To get a general rating reflecting my level, do I need to play the 3 sizes of board and the 3 kind of time settings?
For example, if I play only correspondence games on 19x19, and get a rating of let say 2100, and then I have a rating of 1150 in all other 8 kind of games, how my general rating will be distorted?
Not at all, those expanded ratings are informational only and are separate pools from your overall rating, which is used for game pairing and ranking. All speeds and board sizes contribute equally to your rating, so play whichever you prefer
My question is similar, but somehow more specific. If you played just for fun one (or few) rated game(s) in a size/time-setting that you are not used (or you realize you don’t like to play with) and you got some bad results, then will be your general rating affected forever by the negative rating registered in such size/time-setting? My understanding is: yes.
Consequently, if you want to see your general rating reflecting the rating of your preferred size/time-setting, you should avoid at all to play with other combinations. If you already made that, the only way to get rid of it is to play again in those other sizes/time-settings to get better results reaching at the end a similar level in strength of your preferred combination.
Is this correct?
After say, 20 games or so, I’m fairly sure that any older games are going to have a negligible effect on your current rating. It doesn’t pin your rank down any more than older games at the same speed/size you usually play do. I rarely play blitz, and my “blitz only” ratings are still roughly the same as they were in 2016, but if I currently win ~50% of my games against [whatever rank] my overall rating will be at [whatever rank] even if I occasionally play blitz and lose 100% of those games.
Everything you said is wrong. Your overall rank (the only one of any consequence) is primarily decided currently by your most recent 15 games and the overall rank you were at the start of that period. Size and speed settings have no consequence whatsoever.
Happy to know that I was wrong.
This means that for a specific size/time-setting the rating is calculated in the same way on the last 15 games played over such combination only?
aaah yeah I believe so… they should all be calculated the same way, just from different pools
Thanks BHydden.
Small suggestion: it should be reported somewhere. Probably linked to a small (?) question mark over the table because it is no so obvious that the overall rating is not the sum (or the weighted average) of the other pools. I think this is a useful clarification especially (but not only, I think) for new users.

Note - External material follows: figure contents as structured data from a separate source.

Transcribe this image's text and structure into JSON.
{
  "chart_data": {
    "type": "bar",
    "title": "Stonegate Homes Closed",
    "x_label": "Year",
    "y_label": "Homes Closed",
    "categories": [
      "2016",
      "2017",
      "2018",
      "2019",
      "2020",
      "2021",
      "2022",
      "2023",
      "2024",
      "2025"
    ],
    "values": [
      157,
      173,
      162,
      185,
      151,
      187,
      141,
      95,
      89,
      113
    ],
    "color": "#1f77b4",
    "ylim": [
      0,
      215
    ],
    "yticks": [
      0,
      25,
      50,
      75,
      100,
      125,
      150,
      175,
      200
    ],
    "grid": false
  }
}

In any case, it seems that the rule of the last 15 games doesn’t apply for any pools.
Taking as example @timuzhti game records (sorry if I use your record as an example since my record is affected by different combinations), he played in the last 15 ranked games only correspondence on 19x19 board.
His rating table reports different ratings in overall position (2312) versus the 19x19/correspondence (2355). Also, the overall rating on a 19x19 is different (2224). If what we said above is true, the three mentioned numbers should be equal. This rating table is not clear at all what it means and how it is calculated.
Still considering that I’m wrong, it is not clear to me what is instead correct.
For example, what is the difference between overall 19x19 versus correspondence 19x19 if the other time settings don’t affect the leftmost column? If those numbers are affected only by the last 15 games made on a 19x19 the information should be redundant and the result should be the same. This is not the case as you can see.
Is there someone that can explain how the rating table works?
It is just a curiosity, I’m not obsessed by the rank, but since this is one of the parameters that help me to understand my progress, it would be nice to have an explanation of such a richness of information made available in the rating table.
Generally the recalculation works like this: it takes your rating 15 games ago and looks at the results of recent 15 games and applies black math to it to get a new rating.
We have separate ratings (and other glicko parameters) for each category (16 categories in total).
So if you played 9x9 correspondence it’s going to change 9x9 correspondence, correspondence, 9x9, overall ratings. In each recalculation the rating algorithm is going to use ratings (and other parameters) for that category. And changes will be all different.
Imagine playing 9x9 with someone who hasn’t played 9x9 at all but played lots of 19x19. Since they have an established overall rating (from their 19x19 games) this 9x9 result will have significant effect on your overall rating. But in the category of 9x9 they have basically “?” rating and therefore the result won’t have a big effect on your 9x9 rating.
Essentially these categories are decoupled. Each category doesn’t know what other categories are doing and is doing rating changes on its own. Yes, they share some games but in practice these are very different rating systems. Kind of like comparing your rank on foxy and kgs.
You can refer to @flovo’s conversion tables, they show generally what rating in one category corresponds to in another category. They say if you look at the graphs for too long, you can see god.